I bet this is exactly how my husband feels ...he lives with a house full of slobs and I don't help at all anymore ... I went back to work and went on strike

Thanks now i feel guilty lol

Smug said...

Thanks for your post on my blog!

Your situation is so funny because we all feel the same way! I have a lady that comes twice a month and does the vacuuming, mopping, dusting and cleans the bathroom. This is a huge help (both hubby and I work long hours, plus I go to school), but we still have to work out a schedule for kitchen and yard work, etc. My husband is really good if I ask him to do stuff, but not so good about thinking about what needs to be done on his own.
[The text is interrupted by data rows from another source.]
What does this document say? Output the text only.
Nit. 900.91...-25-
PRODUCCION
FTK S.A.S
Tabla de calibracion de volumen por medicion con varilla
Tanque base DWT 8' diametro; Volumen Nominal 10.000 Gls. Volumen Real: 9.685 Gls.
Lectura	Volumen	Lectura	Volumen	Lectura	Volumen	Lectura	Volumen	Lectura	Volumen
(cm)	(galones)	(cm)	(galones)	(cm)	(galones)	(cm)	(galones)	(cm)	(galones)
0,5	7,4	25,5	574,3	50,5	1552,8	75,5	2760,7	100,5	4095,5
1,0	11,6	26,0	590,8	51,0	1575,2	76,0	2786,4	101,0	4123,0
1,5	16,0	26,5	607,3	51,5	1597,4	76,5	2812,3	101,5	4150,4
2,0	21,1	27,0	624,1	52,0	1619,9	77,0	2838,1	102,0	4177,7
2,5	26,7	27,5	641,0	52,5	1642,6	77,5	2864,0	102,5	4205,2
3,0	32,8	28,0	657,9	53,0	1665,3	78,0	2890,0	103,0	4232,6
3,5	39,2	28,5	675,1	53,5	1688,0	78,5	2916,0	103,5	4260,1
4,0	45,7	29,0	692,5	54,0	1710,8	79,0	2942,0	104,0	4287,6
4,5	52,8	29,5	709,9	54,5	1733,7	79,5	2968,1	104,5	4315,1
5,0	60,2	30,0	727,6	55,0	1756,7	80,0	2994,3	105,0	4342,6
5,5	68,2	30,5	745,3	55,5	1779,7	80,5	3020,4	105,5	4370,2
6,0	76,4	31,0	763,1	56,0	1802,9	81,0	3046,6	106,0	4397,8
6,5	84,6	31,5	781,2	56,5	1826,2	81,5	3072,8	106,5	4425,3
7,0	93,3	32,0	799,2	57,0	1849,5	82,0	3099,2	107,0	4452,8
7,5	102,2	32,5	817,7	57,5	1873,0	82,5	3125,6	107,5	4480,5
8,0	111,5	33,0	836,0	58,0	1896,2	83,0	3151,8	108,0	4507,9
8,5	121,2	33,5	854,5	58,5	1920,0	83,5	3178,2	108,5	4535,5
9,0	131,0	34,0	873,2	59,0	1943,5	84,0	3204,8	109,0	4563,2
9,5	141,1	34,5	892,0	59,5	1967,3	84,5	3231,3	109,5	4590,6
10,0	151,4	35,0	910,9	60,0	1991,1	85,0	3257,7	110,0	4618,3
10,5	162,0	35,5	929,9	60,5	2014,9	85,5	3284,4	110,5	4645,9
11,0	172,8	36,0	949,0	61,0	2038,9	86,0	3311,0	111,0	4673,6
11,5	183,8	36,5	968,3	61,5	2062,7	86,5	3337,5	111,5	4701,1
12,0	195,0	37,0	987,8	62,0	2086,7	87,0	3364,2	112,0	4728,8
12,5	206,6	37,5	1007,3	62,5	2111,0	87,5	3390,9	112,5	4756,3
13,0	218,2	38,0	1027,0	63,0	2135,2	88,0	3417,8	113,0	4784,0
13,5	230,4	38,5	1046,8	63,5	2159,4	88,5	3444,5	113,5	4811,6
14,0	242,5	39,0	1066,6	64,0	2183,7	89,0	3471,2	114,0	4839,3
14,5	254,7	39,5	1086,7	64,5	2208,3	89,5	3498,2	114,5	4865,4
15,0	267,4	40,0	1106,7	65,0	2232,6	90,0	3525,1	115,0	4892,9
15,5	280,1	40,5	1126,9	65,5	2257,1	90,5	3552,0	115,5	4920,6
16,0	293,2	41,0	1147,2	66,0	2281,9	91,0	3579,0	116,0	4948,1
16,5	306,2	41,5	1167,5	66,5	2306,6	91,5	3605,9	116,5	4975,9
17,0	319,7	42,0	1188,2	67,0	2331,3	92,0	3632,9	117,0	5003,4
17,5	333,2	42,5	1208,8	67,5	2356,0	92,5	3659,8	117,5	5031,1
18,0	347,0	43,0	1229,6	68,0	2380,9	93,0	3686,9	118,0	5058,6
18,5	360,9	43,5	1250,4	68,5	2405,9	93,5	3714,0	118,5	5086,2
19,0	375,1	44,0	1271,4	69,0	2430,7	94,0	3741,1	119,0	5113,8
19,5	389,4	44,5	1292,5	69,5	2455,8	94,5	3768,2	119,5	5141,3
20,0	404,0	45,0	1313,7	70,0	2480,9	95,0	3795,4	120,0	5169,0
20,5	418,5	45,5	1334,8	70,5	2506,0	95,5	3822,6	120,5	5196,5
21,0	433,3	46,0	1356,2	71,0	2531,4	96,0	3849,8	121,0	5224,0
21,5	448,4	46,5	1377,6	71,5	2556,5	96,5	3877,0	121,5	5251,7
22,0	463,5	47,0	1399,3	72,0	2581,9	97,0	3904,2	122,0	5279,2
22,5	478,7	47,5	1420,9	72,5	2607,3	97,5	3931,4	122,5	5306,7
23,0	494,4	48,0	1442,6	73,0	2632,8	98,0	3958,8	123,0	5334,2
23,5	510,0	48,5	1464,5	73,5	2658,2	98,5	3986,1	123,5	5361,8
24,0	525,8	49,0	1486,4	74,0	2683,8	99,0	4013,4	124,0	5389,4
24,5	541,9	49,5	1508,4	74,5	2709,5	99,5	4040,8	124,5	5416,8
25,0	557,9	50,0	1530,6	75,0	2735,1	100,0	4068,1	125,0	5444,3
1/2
A housekeeper might help your situation, but also just talking about it, or putting together a list of assigned duties might help too. Maybe the boy just doesn't have it staring him in the face, putting everyone on paper might help him see!
Good luck!!

Don Mills Diva said...

Forget talking - it won't work.

Save your marriage and your sanity and get someone to come in and clean every two weeks stat.

RWA said...

Wow.

Hopefully that will get worked out soon!

Lisa said...

AMEN!
What is it with some men? WHy do they need validation for doing things that need to be done or that we do ALL THE TIME without being asked or praised for it? My biggest gripe is that I live with three "boys"...when there is pee all over the back of the toilet seat, it is obviously not from me...so why won't one of them clean it? They won't even own up to it! Even when I yell about it, the pee sits there until I clean it because I find it disgusting!

Denise said...

Holy shit! they really are all the same.
I feel ya lady! The earth would take back my house if I didn't clean it, no one else will. My family knows not the phrase "clean up after yourselves" but it's not from lack of hearing it.

Andie said...

I hear ya. DO I EVER. Fortunately, my husband will jump in when stuff starts to look rough. But sometimes, I feel like I have to bitchbitchbitch before it gets done.

Especially when it comes to laundry.